Il Pompelmo e il Diabete

Il consumo di pompelmi è stato associato a diminuzione della glicemia a digiuno e livelli di insulina e livelli sierici di colesterolo totale, lipoproteine a bassa densità (LDL) e trigliceridi ematici. Il consumo di pompelmo può quindi avere effetti benefici nei pazienti con diabete mellito di tipo 2 e altre malattie degenerative, che possono scientificamente giustificare la tradizione secolare dell’ integrazione alimentare del pompelmo nelle diete considerate più salubri.

Infatti oltre a ridurre i livelli di glucosio nel sangue, è in grado anche di migliorare la resistenza all’insulina a cui i diabetici devono regolarmente sottoporsi.

In generale sarebbe consigliato per tutti coloro che soffrono di diabete, di assumere sempre molta frutta e verdura fresca. Un’alimentazione di questo tipo, comprendente anche e soprattutto il pompelmo, riduce in modo significativo il diabete di tipo 2.

Naringenina: un Flavonoide Chiave

Il pompelmo è ricco di naringenina o naringina, un flavonoide amaricante dalle proprietà antiossidanti ed ipocolesterolemiche. Al pompelmo sono stati attribuiti moltissime proprietà, generalmente legate all’azione che i fitochimici in esso contenuto hanno dimostrato in alcuni studi pre-clinici.

La causa delle proprietà apparentemente benefiche del pompelmo sono, come dicevo precedentemente, i fitochimici in esso contenuto. Infatti, molti flavonoidi dietetici sono stati identificati come antidiabetici e possono ridurre il rischio di malattie croniche legate all’età.

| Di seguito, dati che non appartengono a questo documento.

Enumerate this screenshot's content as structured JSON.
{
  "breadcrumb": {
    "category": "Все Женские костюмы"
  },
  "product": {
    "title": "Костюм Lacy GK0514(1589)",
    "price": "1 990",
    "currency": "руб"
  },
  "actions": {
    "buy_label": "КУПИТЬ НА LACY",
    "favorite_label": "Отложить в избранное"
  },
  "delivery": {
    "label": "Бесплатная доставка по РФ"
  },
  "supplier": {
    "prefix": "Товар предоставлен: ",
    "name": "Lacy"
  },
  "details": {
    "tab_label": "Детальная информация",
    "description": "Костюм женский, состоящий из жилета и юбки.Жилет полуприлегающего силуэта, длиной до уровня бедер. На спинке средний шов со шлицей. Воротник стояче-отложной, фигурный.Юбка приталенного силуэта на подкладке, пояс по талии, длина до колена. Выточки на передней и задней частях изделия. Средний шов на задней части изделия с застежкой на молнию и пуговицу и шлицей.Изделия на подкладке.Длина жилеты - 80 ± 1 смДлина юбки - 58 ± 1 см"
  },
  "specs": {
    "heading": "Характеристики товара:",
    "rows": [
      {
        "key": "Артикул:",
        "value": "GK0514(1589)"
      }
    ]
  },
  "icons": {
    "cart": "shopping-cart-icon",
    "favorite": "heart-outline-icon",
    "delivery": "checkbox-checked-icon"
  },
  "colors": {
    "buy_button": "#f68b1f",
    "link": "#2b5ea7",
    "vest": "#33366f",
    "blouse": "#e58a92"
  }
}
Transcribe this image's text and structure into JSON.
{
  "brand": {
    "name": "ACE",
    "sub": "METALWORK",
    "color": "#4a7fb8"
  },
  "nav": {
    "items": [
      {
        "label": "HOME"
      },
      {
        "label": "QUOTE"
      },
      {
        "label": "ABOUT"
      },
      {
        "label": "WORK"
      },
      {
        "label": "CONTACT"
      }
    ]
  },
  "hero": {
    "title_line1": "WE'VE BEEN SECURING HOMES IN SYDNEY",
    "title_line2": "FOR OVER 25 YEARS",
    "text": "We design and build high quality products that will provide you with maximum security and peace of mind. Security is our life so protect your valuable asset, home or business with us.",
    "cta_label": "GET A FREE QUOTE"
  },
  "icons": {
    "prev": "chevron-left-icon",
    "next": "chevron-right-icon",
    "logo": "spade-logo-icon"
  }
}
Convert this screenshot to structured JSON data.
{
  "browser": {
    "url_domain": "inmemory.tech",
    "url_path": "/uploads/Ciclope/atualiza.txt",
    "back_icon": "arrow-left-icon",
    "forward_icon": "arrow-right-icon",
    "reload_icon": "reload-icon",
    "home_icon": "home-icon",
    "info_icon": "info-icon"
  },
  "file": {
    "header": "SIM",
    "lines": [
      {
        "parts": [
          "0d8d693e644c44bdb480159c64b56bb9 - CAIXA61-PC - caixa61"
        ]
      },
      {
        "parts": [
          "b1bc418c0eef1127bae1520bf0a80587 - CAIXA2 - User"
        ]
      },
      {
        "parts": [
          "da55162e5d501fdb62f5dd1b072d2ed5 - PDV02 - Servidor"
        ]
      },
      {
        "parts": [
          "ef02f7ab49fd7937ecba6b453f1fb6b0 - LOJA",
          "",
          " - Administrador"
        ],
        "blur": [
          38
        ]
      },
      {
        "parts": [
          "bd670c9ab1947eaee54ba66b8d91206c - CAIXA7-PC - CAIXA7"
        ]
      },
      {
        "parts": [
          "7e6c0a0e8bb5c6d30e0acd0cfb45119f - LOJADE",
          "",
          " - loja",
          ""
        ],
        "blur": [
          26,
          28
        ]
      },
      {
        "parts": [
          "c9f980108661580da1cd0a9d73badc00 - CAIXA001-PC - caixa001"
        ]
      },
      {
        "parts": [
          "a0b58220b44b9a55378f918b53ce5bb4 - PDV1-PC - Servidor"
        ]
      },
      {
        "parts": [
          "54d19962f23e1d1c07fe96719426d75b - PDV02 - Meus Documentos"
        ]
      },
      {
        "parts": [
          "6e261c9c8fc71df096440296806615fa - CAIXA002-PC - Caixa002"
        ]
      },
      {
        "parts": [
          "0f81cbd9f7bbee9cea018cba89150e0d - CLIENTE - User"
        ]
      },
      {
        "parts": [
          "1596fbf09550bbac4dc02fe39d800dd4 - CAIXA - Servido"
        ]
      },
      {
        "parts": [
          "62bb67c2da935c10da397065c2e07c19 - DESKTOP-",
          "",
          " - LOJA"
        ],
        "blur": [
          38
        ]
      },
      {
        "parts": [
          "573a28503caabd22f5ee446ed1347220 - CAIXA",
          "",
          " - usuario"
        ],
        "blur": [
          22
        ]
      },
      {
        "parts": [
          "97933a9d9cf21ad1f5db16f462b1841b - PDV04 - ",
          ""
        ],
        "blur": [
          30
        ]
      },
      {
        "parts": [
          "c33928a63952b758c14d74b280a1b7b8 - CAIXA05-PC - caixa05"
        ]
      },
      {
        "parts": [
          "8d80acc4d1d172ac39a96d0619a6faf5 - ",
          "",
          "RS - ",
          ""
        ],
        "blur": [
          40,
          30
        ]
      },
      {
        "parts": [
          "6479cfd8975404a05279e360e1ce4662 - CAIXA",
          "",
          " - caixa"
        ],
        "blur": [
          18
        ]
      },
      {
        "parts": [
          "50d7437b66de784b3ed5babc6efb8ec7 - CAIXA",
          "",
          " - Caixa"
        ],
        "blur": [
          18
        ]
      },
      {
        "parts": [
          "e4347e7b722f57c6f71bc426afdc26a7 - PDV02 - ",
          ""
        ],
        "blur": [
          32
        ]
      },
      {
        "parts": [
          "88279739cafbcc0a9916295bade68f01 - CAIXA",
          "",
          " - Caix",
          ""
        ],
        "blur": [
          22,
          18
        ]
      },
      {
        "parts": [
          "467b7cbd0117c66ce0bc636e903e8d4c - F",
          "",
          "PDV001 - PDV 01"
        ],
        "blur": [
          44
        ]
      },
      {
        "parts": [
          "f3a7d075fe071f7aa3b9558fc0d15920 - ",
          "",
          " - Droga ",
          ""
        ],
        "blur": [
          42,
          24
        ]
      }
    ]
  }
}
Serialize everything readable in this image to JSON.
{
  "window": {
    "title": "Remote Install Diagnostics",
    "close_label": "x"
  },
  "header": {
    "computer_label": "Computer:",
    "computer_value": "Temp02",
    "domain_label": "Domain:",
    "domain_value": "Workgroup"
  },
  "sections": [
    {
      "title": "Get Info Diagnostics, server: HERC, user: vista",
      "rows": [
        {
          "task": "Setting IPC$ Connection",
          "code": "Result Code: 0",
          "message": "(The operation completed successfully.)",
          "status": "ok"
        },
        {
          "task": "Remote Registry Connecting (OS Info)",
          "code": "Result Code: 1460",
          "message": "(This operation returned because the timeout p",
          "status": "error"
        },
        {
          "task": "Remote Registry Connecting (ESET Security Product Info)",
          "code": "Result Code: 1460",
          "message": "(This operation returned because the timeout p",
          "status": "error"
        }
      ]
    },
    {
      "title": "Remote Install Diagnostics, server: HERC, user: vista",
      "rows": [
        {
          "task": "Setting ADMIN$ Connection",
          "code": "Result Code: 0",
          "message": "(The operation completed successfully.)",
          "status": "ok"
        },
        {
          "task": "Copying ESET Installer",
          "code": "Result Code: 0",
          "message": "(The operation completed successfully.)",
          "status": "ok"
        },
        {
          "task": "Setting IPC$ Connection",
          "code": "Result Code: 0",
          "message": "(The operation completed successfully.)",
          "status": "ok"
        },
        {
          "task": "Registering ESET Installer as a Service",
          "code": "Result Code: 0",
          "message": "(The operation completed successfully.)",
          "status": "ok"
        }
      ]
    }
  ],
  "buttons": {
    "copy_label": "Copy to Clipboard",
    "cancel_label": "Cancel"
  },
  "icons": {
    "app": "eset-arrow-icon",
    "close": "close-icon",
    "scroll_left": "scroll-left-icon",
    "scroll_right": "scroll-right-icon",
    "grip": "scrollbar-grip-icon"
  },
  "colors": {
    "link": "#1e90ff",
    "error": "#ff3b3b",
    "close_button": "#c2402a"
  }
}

Interazioni Farmacologiche

Nonostante i numerosi benefici, il pompelmo non è adatto a tutti. Il pompelmo è noto per interferire con l’assorbimento e il metabolismo di diversi farmaci. La causa principale è la naringenina, che inibisce l’enzima CYP3A4 nel fegato e nell’intestino tenue.

“L’effetto pompelmo” si riferisce alla capacità del succo di pompelmo e degli integratori (a base di succo di pompelmo ad es.) di interagire con un’ampia varietà di farmaci, aumentando o limitando la loro disponibilità nell’organismo. Dunque, aumenta la concentrazione plasmatica di simvastatina e lovastatina, di numerosi calcioantagonisti, degli antistamici e di moltissimi altri farmaci.

Farmaci che possono interagire con il pompelmo:

  • Statine (es. simvastatina, lovastatina, atorvastatina)
  • Calcio-antagonisti (es. verapamil, diltiazem)
  • Farmaci immunosoppressori (es. ciclosporina, tacrolimus)
  • Benzodiazepine (es. diazepam, triazolam)
  • Antidepressivi (es. sertralina)

Quando Evitare il Pompelmo

Il pompelmo non va considerato innocuo: le sue potenziali interazioni farmacologiche sono ben documentate e richiedono attenzione.

Quantità Consigliata

In assenza di controindicazioni, è possibile consumare mezzo o un intero pompelmo al giorno, pari a circa 150-250 g di polpa. Attenzione però alle spremute: quella di pompelmo può contenere la polpa di 2 o più frutti, con un impatto maggiore sulle interazioni farmacologiche.